Propos recueillis par Frédérique Doyon

Le poème Soir d’hiver de Nelligan

«On cherchait des ouvrages de culture populaire ou de haute culture qui résonnaient au-delà de nous deux. Ce poème, il est là depuis le début du processus de création. Dans une première version de la pièce, il y avait une scène de karaoké pour évoquer comment on se réapproprie constamment les discours. Moi, je lisais un poème que j’avais écrit… mais c’était en fait Soir d’hiver, rapporte Sébastien Provencher. À vous de découvrir comment il s’insère maintenant dans la pièce…

 

«Nelligan est un peu une icône populaire après son temps… rajoute Priscilla Guy. C’est un grand poète maudit, il exprime une vraie souffrance. Mais son côté tragique s’est aussi construit à travers l’univers médiatique (repris au cinéma, en chanson, etc.). Ce poème est tout ce qu’on retient de lui.» La référence à la saison morte, à l’ennui, au temps long, l’inscrivait aussi parfaitement dans le thème «vie et mort de deux artistes-squelettes».

 

La chanson Everybody des Backstreet Boys

«L’utilisation de la chanson vient du a capella qu’on fait sur scène, explique Priscilla. On explorait tout ce qui est proche du corps dans la culture pop, du plus (pseudo-)intello au gros divertissement hollywoodien, et tous les mots clés associés à squelette. Ça passait du corps au gore, des références sexuelles à l’Halloween».  «On a choisi beaucoup de choses pour leur effet contrastant, poursuit Sébastien. Et il y a beaucoup de musique parlent du corps. Les Backstreet Boys sont un peu l’emblème de sex symbol des années 90. Mais il y a aussi Let’s all chant Michael Zager, dont le vidéoclip est super bigarré, un melting pot kitch assumé qu’on aimait.»

 

Le tissu de citations

«Maria Callas, Céline Dion, Kundera sont évoquées dans un ping-pong très bavard. C’est un trait de la culture pop de parler, de nommer des choses déjà connues, de citer à répétition, d’étaler ses connaissances.

Un pantalon «mou»

Deux squelettes, c’est aussi l’histoire d’abord anecdotique d’un pantalon devenu emblème d’un show.

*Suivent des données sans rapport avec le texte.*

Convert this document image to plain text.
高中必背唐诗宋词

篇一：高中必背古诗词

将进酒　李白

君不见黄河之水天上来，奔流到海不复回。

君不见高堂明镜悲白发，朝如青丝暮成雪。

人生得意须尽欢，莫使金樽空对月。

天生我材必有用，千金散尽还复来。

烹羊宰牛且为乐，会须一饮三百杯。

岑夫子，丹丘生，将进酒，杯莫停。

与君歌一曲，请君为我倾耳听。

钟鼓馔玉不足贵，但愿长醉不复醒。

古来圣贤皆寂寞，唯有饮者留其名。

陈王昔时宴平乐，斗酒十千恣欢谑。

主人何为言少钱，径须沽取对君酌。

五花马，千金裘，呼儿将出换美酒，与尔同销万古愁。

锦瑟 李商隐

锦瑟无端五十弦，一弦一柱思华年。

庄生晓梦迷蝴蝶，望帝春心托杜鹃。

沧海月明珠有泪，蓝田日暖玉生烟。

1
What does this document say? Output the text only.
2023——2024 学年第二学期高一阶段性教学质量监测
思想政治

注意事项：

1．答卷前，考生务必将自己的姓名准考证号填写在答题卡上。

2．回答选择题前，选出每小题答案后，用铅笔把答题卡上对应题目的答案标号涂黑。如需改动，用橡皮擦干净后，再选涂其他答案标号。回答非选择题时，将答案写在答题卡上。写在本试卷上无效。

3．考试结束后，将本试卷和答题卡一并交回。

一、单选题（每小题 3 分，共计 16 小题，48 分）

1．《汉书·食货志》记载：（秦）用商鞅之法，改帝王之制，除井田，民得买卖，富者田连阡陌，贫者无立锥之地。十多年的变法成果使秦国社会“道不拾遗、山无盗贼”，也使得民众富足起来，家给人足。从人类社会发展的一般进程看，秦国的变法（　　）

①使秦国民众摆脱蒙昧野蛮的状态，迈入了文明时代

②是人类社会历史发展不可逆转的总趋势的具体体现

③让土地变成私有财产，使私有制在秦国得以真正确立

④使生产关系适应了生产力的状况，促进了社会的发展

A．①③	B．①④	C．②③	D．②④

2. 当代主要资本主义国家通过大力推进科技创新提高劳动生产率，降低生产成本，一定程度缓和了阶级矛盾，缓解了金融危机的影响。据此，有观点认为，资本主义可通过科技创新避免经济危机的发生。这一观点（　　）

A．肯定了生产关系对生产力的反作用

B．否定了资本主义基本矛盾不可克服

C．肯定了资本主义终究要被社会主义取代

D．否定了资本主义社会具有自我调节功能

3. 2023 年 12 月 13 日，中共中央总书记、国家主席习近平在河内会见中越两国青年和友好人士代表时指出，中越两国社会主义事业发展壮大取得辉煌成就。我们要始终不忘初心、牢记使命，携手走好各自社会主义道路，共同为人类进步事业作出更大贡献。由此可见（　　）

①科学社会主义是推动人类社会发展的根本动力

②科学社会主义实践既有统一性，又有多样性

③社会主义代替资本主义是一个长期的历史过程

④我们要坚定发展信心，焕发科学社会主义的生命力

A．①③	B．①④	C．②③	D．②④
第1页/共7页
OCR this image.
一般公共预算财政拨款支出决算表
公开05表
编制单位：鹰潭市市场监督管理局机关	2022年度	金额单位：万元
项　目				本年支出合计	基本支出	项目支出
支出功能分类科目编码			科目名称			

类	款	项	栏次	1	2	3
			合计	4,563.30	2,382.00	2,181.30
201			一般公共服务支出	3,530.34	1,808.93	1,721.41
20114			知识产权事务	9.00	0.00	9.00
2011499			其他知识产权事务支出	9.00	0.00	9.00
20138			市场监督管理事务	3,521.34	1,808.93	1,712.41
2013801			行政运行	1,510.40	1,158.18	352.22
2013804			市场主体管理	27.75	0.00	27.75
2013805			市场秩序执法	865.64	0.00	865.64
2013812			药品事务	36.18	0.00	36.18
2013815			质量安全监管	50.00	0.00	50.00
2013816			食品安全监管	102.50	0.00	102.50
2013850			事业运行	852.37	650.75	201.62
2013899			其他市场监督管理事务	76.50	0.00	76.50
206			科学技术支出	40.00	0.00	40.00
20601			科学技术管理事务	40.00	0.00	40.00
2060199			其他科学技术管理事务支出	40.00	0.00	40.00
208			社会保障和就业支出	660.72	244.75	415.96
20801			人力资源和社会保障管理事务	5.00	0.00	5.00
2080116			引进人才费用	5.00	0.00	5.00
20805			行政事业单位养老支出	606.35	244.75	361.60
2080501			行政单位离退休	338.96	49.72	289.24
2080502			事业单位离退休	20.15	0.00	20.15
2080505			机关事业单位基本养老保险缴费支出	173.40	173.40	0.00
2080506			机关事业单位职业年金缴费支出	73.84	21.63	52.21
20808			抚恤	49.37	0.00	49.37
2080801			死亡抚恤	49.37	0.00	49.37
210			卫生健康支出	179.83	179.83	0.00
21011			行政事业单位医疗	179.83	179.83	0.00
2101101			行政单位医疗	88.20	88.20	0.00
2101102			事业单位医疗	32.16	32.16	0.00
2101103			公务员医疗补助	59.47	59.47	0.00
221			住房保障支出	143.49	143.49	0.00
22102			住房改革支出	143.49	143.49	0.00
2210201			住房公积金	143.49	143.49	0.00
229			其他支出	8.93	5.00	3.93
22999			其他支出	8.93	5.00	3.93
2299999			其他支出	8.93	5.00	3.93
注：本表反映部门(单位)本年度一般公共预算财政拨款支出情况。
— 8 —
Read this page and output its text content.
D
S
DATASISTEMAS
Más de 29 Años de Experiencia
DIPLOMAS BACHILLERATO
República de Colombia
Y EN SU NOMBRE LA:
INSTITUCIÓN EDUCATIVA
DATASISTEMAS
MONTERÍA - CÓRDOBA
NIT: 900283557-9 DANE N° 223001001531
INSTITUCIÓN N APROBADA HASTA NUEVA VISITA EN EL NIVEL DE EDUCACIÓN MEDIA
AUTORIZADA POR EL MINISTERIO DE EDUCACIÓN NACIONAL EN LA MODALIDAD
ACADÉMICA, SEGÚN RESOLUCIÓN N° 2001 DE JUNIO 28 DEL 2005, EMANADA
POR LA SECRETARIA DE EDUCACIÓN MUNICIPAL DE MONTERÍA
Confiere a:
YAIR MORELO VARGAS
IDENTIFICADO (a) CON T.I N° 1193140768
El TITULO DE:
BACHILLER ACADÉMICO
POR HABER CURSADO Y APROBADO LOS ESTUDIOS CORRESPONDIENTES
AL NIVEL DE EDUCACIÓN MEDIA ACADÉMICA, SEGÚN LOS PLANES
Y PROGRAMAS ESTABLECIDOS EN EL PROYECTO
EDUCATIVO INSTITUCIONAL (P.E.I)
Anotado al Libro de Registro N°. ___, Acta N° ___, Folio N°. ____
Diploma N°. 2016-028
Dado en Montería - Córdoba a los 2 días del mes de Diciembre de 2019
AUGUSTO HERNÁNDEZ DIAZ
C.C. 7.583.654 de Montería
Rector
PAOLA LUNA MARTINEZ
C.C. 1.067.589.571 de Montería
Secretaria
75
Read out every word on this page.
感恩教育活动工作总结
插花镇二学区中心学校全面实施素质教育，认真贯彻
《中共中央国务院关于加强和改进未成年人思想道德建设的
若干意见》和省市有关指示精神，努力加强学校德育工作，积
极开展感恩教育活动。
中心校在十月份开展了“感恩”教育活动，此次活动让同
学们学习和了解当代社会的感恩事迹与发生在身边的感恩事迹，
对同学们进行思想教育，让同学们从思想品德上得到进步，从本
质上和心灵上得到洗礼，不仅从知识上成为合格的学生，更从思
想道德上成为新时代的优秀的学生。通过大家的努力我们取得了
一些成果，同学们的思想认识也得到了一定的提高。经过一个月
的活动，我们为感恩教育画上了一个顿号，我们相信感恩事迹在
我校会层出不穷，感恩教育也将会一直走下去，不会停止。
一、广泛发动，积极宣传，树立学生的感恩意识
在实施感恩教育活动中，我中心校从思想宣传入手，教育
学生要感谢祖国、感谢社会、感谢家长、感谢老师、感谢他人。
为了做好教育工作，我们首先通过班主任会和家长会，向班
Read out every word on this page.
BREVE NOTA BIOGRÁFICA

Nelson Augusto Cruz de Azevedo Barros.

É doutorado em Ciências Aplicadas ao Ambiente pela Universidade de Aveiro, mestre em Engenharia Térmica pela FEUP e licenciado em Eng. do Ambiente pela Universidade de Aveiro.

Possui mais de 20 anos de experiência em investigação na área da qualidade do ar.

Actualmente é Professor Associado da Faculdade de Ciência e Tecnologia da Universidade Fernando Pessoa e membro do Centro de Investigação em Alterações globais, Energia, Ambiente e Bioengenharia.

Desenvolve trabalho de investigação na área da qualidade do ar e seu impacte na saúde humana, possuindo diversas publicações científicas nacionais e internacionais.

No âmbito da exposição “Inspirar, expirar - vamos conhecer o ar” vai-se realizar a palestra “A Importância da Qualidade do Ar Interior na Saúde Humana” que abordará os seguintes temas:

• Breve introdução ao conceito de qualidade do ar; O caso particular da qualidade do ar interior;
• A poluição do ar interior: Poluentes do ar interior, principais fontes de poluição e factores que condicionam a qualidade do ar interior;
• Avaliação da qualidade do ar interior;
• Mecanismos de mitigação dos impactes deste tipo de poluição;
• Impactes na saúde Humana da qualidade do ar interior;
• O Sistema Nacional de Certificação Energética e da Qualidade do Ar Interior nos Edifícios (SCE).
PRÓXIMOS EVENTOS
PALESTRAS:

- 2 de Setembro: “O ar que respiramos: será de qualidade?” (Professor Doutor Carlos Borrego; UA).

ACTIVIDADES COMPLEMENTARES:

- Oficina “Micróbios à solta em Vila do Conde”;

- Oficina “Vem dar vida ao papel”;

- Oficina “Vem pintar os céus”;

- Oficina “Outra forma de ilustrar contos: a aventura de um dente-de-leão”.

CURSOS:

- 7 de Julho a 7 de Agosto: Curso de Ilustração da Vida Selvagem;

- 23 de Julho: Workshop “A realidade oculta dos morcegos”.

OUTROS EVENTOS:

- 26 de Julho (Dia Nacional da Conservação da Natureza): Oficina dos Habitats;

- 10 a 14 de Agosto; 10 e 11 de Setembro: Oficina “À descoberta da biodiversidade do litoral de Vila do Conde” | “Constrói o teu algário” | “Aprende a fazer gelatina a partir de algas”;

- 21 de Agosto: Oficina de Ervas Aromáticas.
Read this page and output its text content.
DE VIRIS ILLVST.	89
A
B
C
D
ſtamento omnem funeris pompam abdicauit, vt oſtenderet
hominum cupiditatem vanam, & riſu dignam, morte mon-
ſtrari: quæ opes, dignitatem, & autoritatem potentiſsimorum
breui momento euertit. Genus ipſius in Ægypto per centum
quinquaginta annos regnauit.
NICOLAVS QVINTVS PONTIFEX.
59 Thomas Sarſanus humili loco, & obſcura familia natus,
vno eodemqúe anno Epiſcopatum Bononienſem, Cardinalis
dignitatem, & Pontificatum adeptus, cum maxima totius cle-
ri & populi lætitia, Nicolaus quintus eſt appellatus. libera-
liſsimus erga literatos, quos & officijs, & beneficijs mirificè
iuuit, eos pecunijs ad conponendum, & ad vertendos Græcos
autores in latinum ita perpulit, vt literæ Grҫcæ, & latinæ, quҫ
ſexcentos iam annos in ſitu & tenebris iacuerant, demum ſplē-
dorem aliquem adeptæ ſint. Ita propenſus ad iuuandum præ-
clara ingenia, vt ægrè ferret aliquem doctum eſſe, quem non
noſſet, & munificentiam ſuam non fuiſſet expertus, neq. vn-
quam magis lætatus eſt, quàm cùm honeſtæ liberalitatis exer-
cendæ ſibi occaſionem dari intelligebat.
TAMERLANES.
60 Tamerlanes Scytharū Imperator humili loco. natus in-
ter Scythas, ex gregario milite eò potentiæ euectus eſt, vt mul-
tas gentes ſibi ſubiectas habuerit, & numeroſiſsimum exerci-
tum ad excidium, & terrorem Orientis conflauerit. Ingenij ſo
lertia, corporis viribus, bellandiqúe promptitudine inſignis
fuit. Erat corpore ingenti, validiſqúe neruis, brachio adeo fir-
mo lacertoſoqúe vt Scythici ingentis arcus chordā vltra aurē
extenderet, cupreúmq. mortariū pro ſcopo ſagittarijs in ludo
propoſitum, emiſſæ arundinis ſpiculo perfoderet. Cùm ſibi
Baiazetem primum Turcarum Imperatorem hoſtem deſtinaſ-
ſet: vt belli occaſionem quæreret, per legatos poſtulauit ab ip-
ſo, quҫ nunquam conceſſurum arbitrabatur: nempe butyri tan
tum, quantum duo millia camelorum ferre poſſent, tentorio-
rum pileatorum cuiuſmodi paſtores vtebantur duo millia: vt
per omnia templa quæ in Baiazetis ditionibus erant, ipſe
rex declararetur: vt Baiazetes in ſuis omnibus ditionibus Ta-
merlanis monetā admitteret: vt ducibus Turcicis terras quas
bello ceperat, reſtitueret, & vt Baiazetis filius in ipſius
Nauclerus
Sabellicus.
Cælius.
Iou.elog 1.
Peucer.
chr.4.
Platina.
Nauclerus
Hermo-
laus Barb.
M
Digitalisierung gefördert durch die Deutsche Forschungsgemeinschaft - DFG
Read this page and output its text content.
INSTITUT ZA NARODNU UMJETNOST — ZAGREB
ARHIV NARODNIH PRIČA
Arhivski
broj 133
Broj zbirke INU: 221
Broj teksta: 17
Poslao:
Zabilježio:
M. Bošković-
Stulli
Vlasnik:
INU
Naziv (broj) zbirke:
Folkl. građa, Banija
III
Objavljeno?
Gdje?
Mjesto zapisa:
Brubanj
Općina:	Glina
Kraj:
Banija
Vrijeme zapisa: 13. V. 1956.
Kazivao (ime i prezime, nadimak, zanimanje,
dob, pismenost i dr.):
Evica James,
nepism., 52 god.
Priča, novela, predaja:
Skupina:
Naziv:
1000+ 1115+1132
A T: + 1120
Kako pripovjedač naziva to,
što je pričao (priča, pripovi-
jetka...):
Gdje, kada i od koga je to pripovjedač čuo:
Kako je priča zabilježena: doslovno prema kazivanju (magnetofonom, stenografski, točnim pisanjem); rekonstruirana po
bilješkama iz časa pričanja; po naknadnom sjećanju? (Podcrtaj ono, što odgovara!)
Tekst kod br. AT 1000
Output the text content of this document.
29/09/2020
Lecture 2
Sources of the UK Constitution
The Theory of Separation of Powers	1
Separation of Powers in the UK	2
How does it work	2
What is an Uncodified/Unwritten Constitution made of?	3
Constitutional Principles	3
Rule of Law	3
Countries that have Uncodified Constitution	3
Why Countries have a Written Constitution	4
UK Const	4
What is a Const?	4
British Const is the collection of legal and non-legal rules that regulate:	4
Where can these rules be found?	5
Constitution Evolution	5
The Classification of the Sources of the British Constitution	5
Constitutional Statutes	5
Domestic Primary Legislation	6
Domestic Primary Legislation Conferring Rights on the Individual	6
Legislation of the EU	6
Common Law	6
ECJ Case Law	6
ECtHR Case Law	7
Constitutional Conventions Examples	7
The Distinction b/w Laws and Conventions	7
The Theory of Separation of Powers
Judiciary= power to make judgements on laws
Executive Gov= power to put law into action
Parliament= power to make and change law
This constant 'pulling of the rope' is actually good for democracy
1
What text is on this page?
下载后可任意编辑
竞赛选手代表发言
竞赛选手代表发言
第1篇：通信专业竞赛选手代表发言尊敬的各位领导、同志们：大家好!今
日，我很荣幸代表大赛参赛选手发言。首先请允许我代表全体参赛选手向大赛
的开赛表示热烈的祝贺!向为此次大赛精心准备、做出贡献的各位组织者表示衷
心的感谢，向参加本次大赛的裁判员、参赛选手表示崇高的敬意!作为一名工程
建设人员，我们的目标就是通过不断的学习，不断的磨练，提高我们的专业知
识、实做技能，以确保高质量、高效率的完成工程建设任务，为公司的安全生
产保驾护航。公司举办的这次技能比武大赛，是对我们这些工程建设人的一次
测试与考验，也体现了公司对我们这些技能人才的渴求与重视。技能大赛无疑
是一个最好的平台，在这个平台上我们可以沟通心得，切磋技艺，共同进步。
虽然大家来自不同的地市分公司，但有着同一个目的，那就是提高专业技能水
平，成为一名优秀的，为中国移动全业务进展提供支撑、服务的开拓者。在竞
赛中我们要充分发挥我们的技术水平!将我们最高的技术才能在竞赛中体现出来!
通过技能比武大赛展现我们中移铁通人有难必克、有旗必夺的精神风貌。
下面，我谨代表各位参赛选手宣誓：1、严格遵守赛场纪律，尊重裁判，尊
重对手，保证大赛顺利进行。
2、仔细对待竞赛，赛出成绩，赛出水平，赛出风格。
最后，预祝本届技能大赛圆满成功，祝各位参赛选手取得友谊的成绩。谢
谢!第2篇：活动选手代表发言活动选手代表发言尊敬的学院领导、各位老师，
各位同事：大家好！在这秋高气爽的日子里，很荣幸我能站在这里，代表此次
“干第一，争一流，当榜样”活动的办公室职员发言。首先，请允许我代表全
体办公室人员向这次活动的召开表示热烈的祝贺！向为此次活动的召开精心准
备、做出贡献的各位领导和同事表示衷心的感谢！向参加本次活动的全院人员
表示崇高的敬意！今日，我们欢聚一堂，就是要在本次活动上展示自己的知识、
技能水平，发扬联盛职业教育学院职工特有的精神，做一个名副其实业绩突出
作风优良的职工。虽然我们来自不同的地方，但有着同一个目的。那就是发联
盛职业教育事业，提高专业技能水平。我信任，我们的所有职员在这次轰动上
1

La rencontre artistique de Priscilla et Sébastien s’est scellée pendant un atelier sur l’utilisation du texte et la chorégraphie. «Quand on rentre du texte dans une pièce, il y a toujours le danger que le discours fasse disparaître le corps, l’upstage, ou le remplace, souligne Priscilla. Comment lui redonner sa charge, son pouvoir, sans nécessairement reprendre parole par les mots?» Une prémisse du spectacle naissait…

«Le premier jour, Sébastien portait un pantalon de squelette, raconte la cocréatrice. Il m’en a acheté un et on l’a porté souvent en répétitions. Finalement on a réalisé que le squelette représentait bien tout ce qu’on disait sur l’absence de profondeur, la superficialité dans la surabondance des discours et contenus qui circulent sur Internet. Le squelette répondait au caractère incomplet et au côté loufoque ludique et il est très présent aussi dans l’imaginaire populaire.»

L’humour

Comme l’humour ne court pas les scènes en danse contemporaine, on se réjouit d’en trouver à l’entrée de la saison d’hiver à l’Agora. Et on se questionne d’emblée sur la nature et les sources de cette denrée rare en création chorégraphique. À ce propos, Priscilla Guy expliquait à l’émission Danscussions du 18 janvier, sur les ondes de CHOC FM : «Il y a un principe d’interruption qui est très présent dans la pièce et qui fait partie des procédés humoristiques. On est sur une ligne très mince entre le rire et l’inconfort, entre le tragique et le comique, et la vie et la mort. C’est ce moment de bascule où ça peut tomber d’un côté ou de l’autre : dès que c’est trop, ce n’est plus drôle, ou ça devient malaisant…»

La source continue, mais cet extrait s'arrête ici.